Sí, era apenas una niña cuando el Güin se le apareció. Recordaba ese mes de marzo. Su madre la sacó de la escuela entre llantos, jalandola del brazo y gritando: ≪¡Está muerta, está muerta, tu abuela está muerta!≫. Luego, tenía imágenes del trayecto en el bus de parrilla; de su madre dándole un manojo de flores para que las pusiera en sus rodillas mientras emprendían el viaje a la costa sur de Guatemala.
Cuando llegaron al pueblo, que sólo visitaban para la noche de Nochevieja, los familiares y conocidos ya estaban reunidos envueltos en el sopor del velorio. Recordaba las calles de tierra, el centro del poblado donde se vendían huevos de iguana, el tanque de agua donde las señoras lavaban, y a su par, la gran casa de madera de su abuela, el cuerpo en el féretro, las enormes velas de muerto que intensificaban los calores nocturnos y humanos, y la gigantesca carpa instalada en la calle donde las sillas se amontonaban, sin ningún orden específico, esperando más dolientes.
Fue también la primera vez que, quizá, su intuición la visitó, porque mientras la oscuridad avanzaba, supo que el velorio no terminaría pronto y que toda esa gente amanecería allí contando anécdotas y chistes sobre la fallecida hasta que fuera hora de irse al camposanto. Fue entonces cuando le dijo a su madre que estaba cansada, y ella la acomodó en la cama donde su abuela había fallecido esa misma mañana de marzo. La niña se quedó medio dormida, protegida por un mosquitero, mientras sudaba la mala hora previa a su desgracia.
Cuando empezó a entrar en el estado de duermevela, sucedió:
Escuchó cómo algo pesado corría, a gran velocidad, sobre el techo de la casa. Era muy rápido, en verdad era veloz y pesado. Al abrir los ojos, descubrió cómo las láminas se doblaban por la gravedad de lo que sucedía arriba. Era un sonido que, supo, no era de este mundo, porque le provocaba una sensación extraña de no pertenecer, por un momento, a la realidad. La presencia de esa cosa era tan fuerte que pensó que caería en la habitación. Pero, al contrario, hubo un silencio pasajero que la estremeció antes de la fatalidad: a los pocos segundos, una mano peluda, de humano pero con garras de perro, levantó la lámina aflojando los clavos de la madera donde se sostenía, y vio a un perro grande, viejo y babeante, mirándola con sus ojos rojos y puntiagudos mientras le ofrecía una sonrisa gigantesca que dejaba ver sus colmillos.

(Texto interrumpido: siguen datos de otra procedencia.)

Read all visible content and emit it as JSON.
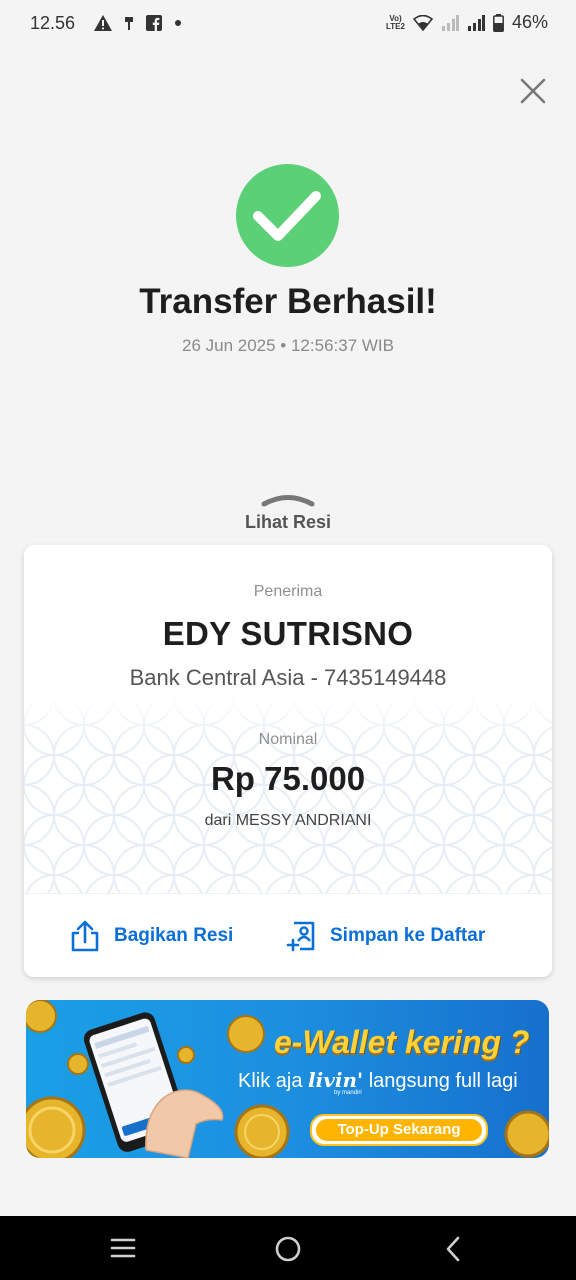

Lupita salió corriendo del cuarto y, al pasar, volcó una candela. Las rezadoras parecían ajenas a lo que había ocurrido hasta cuando ya estaba sucediendo lo fatal. El vestido de encaje que llevaba pronto agarró las llamas, y su cuerpo se vio envuelto en fuego, quemándole la pierna derecha y dejándole una cicatriz para siempre, un morado que creció con ella, hasta ahora, en el año de sus 33 años.
≪¡Me asustó!≫, gritaba entre el fuego. ≪¡Me asustó!, ¡hay un animal en ese cuarto!≫, decía, mientras las rezadoras intentaban quitarle el vestido e iban corriendo por agua al tanque público al lado de la casa.
Si algo recordaba muy bien, ahora que regresaba al pueblo, era la certeza de que una quemadura duele más cuando sucede en la costa. Se había quemado muchas veces en la vida, pero ninguna le dolió tanto como aquella noche y en los días siguientes, durante las novenas, cuando tenía que meter la pierna al tanque para sentir un poco de alivio.
Aún no había amanecido cuando le aplicaron ungüento, y esta vez su madre decidió acompañarla en la cama para que pudiera dormir unos momentos. Sin embargo, no pudo. El ardor era insoportable. Observaba entre las ranuras de las tablas de las paredes de madera a los hombres del velorio, sentados en las sillas, con las camisetas levantadas sobre el ombligo, abanicándose y tomando cerveza. ≪Se le apareció el Güin a la pequeña≫, decía uno.
Y fue esa misma madrugada, en la que la pasó asustada y delirante por el dolor que escuchó la historia entre las conversaciones de los señores, que a cualquiera le hubieran parecido murmullos, a todos, menos a ella:
—El Güin es un hombre malo que tiene la capacidad de convertirse en perro a voluntad. Se sube a los techos de las casas para causar alboroto y se roba a las gallinas.
Escuchó que había que atraparlo y azotarlo para que dejara de hacer alboroto; escuchó, también, que una vez castigado se convertía en hombre y salía huyendo, aunque siempre regresaba por temporadas.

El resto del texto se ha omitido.